True confession.

I do not have all my ducks in a row. Not in any area of my life.

I’ve been told that I can sound like I have it all together…and then people meet me in real life and come to see reality.

My ducks aren’t in a row when it comes to my personal life, family life, computer life, meal planning, health, fitness, housework, parenting, homeschool life nor my theology. I simply don’t have concrete thoughts or actions on it all. I might sound it, but I don’t. There have been times in my life when I mistakenly thought I had my ducks in a row in a particular area, like homeschooling. But then something will change and I’ll realise that I never did have it all under control…or maybe I did for that time, that season, that place. But life circumstances change. Right? Surely, at the very least, I would have my theology ducks all lined up in a nice, neat row eh? Ah! wrong again! Just when I thought I did- something happens and slowly I’ve come to see that I don’t even have a handle on that. (Yes yes, I can hear some of you giggling right now).

many times over the last few years, life has felt like this

Many times over the last few years, life has felt like this!

Would you believe that there was a time that I was firmly convinced that not all children who die would go to heaven? It just didn’t mesh with my theology. And then I had a child or rather I became a parent. My perspective changed. My circumstance changed. I was able to learn something through my experience. I learned something about the nature of God – God the Father. My understanding of God as Father changed, thus my theology ducks changed. Did God change? Nah, but I did.

I used to silently believe that there were certain things that my children would never do. I would look at other children/youth and think that my children would be different. I would parent them so as not to harvest ‘that’ fruit. And then I became a parent. Then my children grew and started going through puberty. Then my perspective changed.

I had many dreams or ideals. They weren’t wrong or silly, but my dreams didn’t allow for deviation, therefore I often found my inner self struggling to accept things that were often outside of my control. Maybe I dreamed or aimed too high but I don’t think so. I just need to have the Father’s heart in it all – I need a godly perspective in it all.

Over the last few years, I’ve had to realise and accept that I can tend to be a control freak…and when it hasn’t gone my way I can get myself into a real head mess. It ain’t pretty. But it happens because I let my dreams and ideals take a place in my life that they shouldn’t have. I was still looking at all the outward stuff – I’d created images of what I thought was good, pure, noble, worthy, family, relationships, etc. A good homeschool student, a good homeschool mum, a good, Christian wife, a good Christian family, etc. I was looking to others and to images that I’d built up or created in my own mind. I saw these images as good – having all my ducks in a row. While it was a dream, it was a good dream but rarely reality.

Looking back over the last 2 years I would have to say that my life theme was “I don’t have all my ducks in a row”. You know what?

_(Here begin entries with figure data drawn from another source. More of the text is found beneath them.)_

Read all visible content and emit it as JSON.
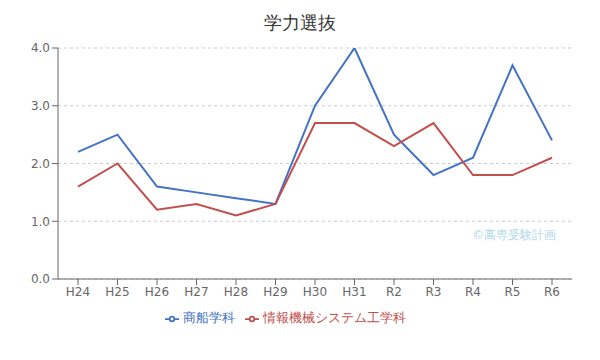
{
  "chart_data": {
    "type": "line",
    "title": "学力選抜",
    "categories": [
      "H24",
      "H25",
      "H26",
      "H27",
      "H28",
      "H29",
      "H30",
      "H31",
      "R2",
      "R3",
      "R4",
      "R5",
      "R6"
    ],
    "series": [
      {
        "name": "商船学科",
        "color": "#4472C4",
        "values": [
          2.2,
          2.5,
          1.6,
          1.5,
          1.4,
          1.3,
          3.0,
          4.0,
          2.5,
          1.8,
          2.1,
          3.7,
          2.4
        ]
      },
      {
        "name": "情報機械システム工学科",
        "color": "#C0504D",
        "values": [
          1.6,
          2.0,
          1.2,
          1.3,
          1.1,
          1.3,
          2.7,
          2.7,
          2.3,
          2.7,
          1.8,
          1.8,
          2.1
        ]
      }
    ],
    "ylim": [
      0.0,
      4.0
    ],
    "yticks": [
      {
        "value": 0.0,
        "label": "0.0"
      },
      {
        "value": 1.0,
        "label": "1.0"
      },
      {
        "value": 2.0,
        "label": "2.0"
      },
      {
        "value": 3.0,
        "label": "3.0"
      },
      {
        "value": 4.0,
        "label": "4.0"
      }
    ],
    "grid": "y",
    "legend": "bottom",
    "annotations": [
      {
        "text": "©高専受験計画",
        "color": "#ADD8E6"
      }
    ]
  }
}
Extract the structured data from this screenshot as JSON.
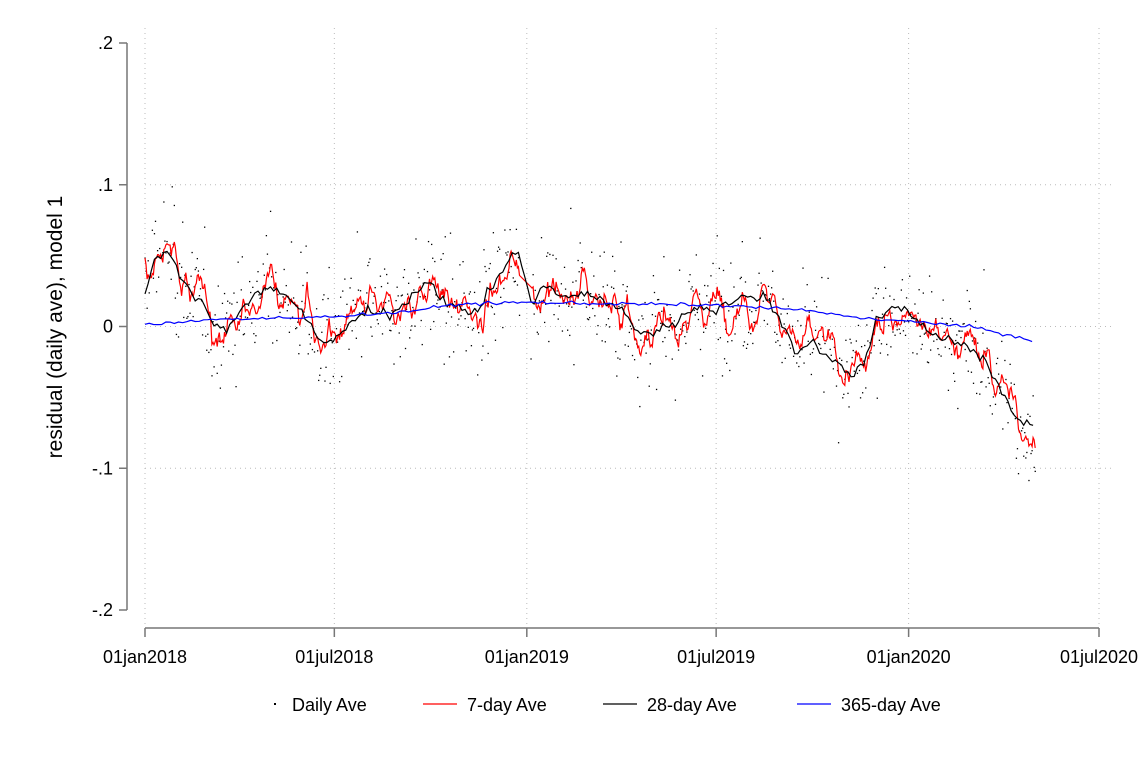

I don’t plan a theme- I usually discern it at the end of the year but I can’t help but feel that it will be the repeated theme for me this year. But that’s life! I can’t control everything, regardless of how much I try. I will make mistakes. I will learn new things. I will pick myself back up and try again. That’s life. And I praise God for every breathe that He gives to me.

But in the end, I know that this is us.

But in the end, I know that this is us.